Figure 6.. CoREST2 knockdown decreases tumor growth and lung metastases.

A. Cell viability of empty vector, CoREST1 knockdown (KD), CoREST2 KD, and CoREST3 KD HT29 cells. B. Clonogenic growth in empty vector, CoREST1 KD, CoREST2 KD, and CoREST3 KD HT29 cells. Graph is quantification the number of colonies per well relative to empty vector +/− SEM (N=6). C. Representative images of luciferase activity in colon and chest region of empty vector, CoREST1 KD, and CoREST2 KD HT29 cells orthotopically injected into colons of NSG mice at 2 weeks post-injection. Graphs show mean luciferase activity for each group in colon and chest regions +/− SEM (N=5 per group). D. Endpoint images of mouse colons with attached tumors at 3 weeks post-injection. E. Representative immunofluorescent images of Ki67 (green) and TdTomato⁺ (red, tumor cells) of colon tumor sections. Scale bars, 40μm. F. Representative immunofluorescent images of TdTomato⁺ tumor cells (red) in lung tissue sections. Scale bars, 100 μm. Graph shows quantification of number of metastases formed +/− SEM (N=5 for empty vector and CoREST2 KD; N=3 for CoREST1 KD). Significance was determined by one-way ANOVA with Dunnet pairwise multiple comparison testing (A+B) and Kruskal-Wallis with Dunn’s multiple comparison testing (E). *P≤ 0.05, ** P ≤ 0.01, *** P ≤ 0.001, **** P ≤ 0.0001.

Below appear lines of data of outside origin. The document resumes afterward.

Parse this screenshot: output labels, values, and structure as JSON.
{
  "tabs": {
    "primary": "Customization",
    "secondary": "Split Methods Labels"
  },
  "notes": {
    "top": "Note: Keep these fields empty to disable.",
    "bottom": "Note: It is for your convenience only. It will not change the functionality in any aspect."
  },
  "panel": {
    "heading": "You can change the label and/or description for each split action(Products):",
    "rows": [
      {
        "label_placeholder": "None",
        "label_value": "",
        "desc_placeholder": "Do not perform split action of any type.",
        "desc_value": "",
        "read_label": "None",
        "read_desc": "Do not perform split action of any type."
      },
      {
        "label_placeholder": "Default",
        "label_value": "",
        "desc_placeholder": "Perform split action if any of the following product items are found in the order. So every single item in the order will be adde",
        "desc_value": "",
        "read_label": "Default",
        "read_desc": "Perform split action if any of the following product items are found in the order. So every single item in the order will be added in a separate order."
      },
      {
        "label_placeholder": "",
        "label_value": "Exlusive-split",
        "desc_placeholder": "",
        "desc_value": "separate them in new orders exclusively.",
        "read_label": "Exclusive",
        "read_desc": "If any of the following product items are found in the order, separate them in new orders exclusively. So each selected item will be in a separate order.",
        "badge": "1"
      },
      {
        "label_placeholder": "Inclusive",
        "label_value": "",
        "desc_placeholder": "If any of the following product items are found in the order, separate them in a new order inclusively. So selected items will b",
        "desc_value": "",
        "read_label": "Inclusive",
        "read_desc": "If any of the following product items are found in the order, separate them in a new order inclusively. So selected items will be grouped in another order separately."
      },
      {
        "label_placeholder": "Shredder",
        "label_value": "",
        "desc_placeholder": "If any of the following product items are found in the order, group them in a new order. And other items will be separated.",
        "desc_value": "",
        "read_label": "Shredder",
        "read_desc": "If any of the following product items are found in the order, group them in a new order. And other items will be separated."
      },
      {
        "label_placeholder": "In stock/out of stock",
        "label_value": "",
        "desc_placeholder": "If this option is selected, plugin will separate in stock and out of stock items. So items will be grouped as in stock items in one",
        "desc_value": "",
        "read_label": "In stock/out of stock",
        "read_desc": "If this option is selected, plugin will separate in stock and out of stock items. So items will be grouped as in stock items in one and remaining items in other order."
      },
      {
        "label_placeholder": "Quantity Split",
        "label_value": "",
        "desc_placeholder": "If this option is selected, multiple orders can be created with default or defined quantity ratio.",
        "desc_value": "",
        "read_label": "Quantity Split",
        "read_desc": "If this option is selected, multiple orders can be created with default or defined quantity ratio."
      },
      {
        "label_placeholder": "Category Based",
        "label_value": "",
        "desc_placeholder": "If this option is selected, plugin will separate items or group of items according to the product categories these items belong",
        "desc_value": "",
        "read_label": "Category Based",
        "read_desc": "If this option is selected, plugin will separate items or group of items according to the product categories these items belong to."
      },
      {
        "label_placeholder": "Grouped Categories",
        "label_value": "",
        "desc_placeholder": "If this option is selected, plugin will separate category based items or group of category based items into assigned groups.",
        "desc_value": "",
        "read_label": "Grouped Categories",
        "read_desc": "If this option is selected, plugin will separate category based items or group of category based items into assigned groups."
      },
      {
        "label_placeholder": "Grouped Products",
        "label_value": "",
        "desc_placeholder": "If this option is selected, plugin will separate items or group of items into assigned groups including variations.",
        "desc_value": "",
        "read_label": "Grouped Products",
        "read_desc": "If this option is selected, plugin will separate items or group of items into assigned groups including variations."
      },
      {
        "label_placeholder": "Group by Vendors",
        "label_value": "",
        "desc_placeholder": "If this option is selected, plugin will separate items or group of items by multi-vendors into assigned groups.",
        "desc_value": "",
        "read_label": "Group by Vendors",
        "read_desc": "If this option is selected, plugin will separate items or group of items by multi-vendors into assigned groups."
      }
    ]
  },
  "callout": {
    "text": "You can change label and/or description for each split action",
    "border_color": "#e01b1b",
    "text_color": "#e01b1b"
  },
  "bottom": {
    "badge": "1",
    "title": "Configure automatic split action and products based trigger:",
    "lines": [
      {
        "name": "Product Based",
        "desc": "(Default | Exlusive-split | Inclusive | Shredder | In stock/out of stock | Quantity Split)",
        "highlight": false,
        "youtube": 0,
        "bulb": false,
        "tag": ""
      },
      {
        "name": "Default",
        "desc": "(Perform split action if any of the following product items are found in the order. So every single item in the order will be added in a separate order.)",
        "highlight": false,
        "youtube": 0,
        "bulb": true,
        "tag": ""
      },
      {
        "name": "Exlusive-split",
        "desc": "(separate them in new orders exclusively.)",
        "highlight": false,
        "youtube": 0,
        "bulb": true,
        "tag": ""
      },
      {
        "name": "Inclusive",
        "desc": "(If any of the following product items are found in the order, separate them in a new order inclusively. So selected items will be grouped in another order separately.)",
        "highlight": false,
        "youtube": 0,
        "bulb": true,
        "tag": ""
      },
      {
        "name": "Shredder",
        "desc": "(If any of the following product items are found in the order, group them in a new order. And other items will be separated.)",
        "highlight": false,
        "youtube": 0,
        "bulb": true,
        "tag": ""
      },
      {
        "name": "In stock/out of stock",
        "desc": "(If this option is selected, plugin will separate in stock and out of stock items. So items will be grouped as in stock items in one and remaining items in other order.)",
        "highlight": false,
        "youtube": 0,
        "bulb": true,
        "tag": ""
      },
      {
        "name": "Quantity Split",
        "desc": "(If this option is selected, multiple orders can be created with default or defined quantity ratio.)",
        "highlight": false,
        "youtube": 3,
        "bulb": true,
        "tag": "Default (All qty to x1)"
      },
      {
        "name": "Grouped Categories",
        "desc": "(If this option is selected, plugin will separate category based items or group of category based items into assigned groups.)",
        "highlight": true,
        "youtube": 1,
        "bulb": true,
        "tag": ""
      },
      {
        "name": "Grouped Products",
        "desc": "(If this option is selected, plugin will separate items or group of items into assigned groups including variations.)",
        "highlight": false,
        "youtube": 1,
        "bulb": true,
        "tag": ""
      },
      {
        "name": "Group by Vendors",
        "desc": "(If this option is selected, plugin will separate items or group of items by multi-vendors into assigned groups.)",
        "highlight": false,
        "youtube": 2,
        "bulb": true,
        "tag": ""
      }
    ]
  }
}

Figure 7.. Enteric neuron-like cells are a rare non-secretory cell type in mucinous colorectal cancer.

A. UMAP dot plots of normalized expression values of enteric neuron-like cell (ENLC) marker genes AKAP12, THBS2, and PRSS23 in HT29 cell scRNA-seq data from Figure 1. B. Dot plot showing various marker gene expression in ISX9 treated samples across all annotated cell types. The size of the dot is proportional to the percentage of cells that express a given gene, and the color scale indicates the average scaled gene expression within the specific cell population. C. Representative immunofluorescence images of ENLC marker AKAP12 (red) in HT29 cells treated with two consecutive 24hr treatments of VEHICLE or ISX9 (40 μM). Scale bars, 40 μm. Graph shows quantification of percent AKAP12-positive cells +/− SEM (N=3). D. (Left) Diffusion map of ISX9 treated cells arranged in diffusion pseudotime; (Right) annotated diffusion map. E. Top 30 transcription factors based on eigenvector centrality from ENLC gene regulatory network (GRN). F. RNA velocity plot showing cell identity shift following KLF6 simulated knockout (left) and randomized simulated vector (right). G. RNA velocity plot showing cell identity shift following KLF6 simulated overexpression (left) and randomized simulated vector (right). H. qRT-PCR of KLF6, ENLC marker AKAP12, and EEC marker NEUROG3 RNA expression in empty vector and KLF6 knockdown (KD) cells. I. Representative immunofluorescence images of ENLC marker AKAP12 (green) and TdTomato⁺ (red) of colon tumor from empty vector HT29 cells injected orthotopically into the colon of NSG mice. Scale bars, 30 μm J. Representative AKAP12 immunohistochemistry staining of normal colon and colon tumors from human colon tumor microarray. Scale bars, 50 μm. Significance was determined by Student’s t-test (C), one-way ANOVA with Dunnet pairwise multiple comparison testing (H). *P≤ 0.05, ** P ≤ 0.01, *** P ≤ 0.001, **** P ≤ 0.0001.